I remember finding one on a day trip to Calais with my parents, stuffed away at the back of a little arcade, and being blown away by how mysterious it looked. The game itself wasn't all that, but the cabinet... man alive, that was some sweeeeeeet hardware.
Interestingly, that was one of several day trips my parents and I took with some friends of their called Jo and Tony. On another we took the train to York, and my father blocked the toilet with a massive poo. Some boys found this hilarious, and kept returning to look at it - "Urrrgh! It's huge!" - until my furious and embarrassed mother told him to go and "break it up" so that it would flush.
He did as he was told, and for years I've wondered whether he used his foot or something else.

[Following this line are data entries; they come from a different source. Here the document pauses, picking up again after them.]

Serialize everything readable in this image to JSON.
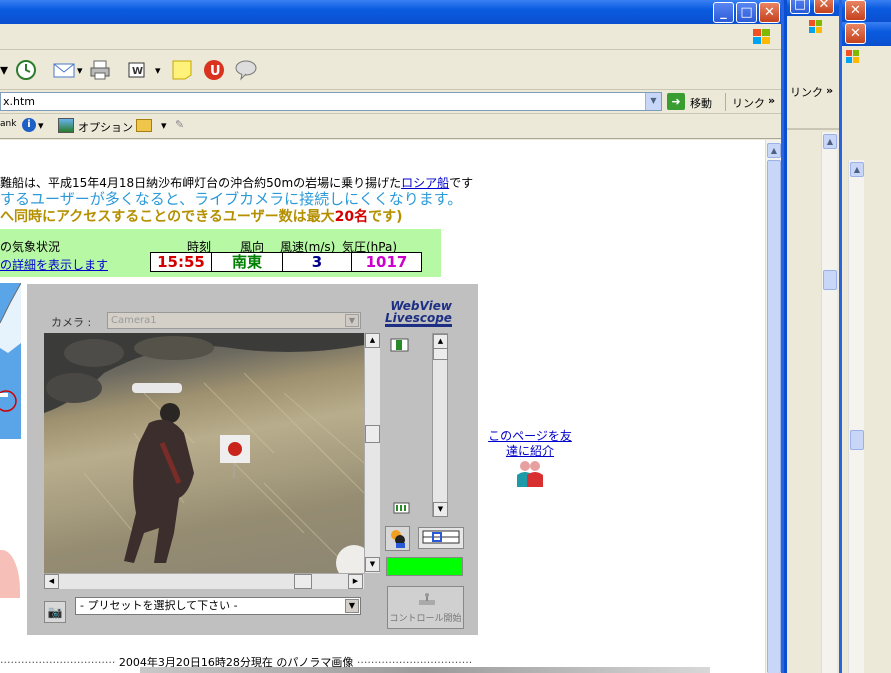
{
  "browser": {
    "address": "x.htm",
    "go_label": "移動",
    "links_label": "リンク",
    "chevron": "»",
    "links_bar": {
      "rank_label": "ank",
      "options_label": "オプション"
    }
  },
  "back_windows": {
    "win2_links_label": "リンク",
    "chevron": "»"
  },
  "page": {
    "line1_text": "難船は、平成15年4月18日納沙布岬灯台の沖合約50mの岩場に乗り揚げた",
    "line1_link": "ロシア船",
    "line1_suffix": "です",
    "line2": "するユーザーが多くなると、ライブカメラに接続しにくくなります。",
    "line3_prefix": "へ同時にアクセスすることのできるユーザー数は最大",
    "line3_highlight": "20名",
    "line3_suffix": "です)",
    "weather": {
      "title": "の気象状況",
      "detail_link": "の詳細を表示します",
      "headers": {
        "time": "時刻",
        "wind_dir": "風向",
        "wind_speed": "風速(m/s)",
        "pressure": "気圧(hPa)"
      },
      "values": {
        "time": "15:55",
        "wind_dir": "南東",
        "wind_speed": "3",
        "pressure": "1017"
      },
      "colors": {
        "time": "#d40000",
        "wind_dir": "#008000",
        "wind_speed": "#00008b",
        "pressure": "#cc00cc"
      }
    },
    "camera": {
      "label": "カメラ :",
      "selected_camera": "Camera1",
      "logo_line1": "WebView",
      "logo_line2": "Livescope",
      "preset_placeholder": "- プリセットを選択して下さい -",
      "control_start_label": "コントロール開始"
    },
    "share_link": "このページを友達に紹介",
    "caption": "2004年3月20日16時28分現在 のパノラマ画像"
  }
}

I didn't learn to drive until I was 30-ish. The closest I got to it prior to that was playing Ridge Racer Full Scale - a super-deluxe version of Namco's Ridge Racer, which you played by sitting inside a real Mazda MX5, in front of a massive front-projected screen. Even starting the game required you to turn an ignition key, and braking was done using - yes - the actual brakes.
I can't have been the only person to play Ridge Racer Full Scale while screaming "I'm a big boy!" at the top of my lungs.
There were a number of safety features included, such as an emergency stop button, pressure sensitive mats which triggered an alarm if anybody got too close to the gyrating machine, and a plexiglass safety barrier. Typically, the machine would have an attendant supervising at all times, to ensure nobody, y'know, died.
Not included: vomit bags.
Up to six players could compete simultaneously on the shooting gallery-style game, firing at enemies superimposed on a pre-rendered backdrop, running from a pair of laserdiscs. The entire thing sat on an hydraulic platform which vibrated the floor in synch with the on-screen action, and featured a pneumatic arm which would occasional pop out and slide a hot cone into the players' mouths
The Theatre 6 hardware - as it was known - was reconfigured for a follow-up, the less well-remembered Attack of the Zolgear, whatever that was.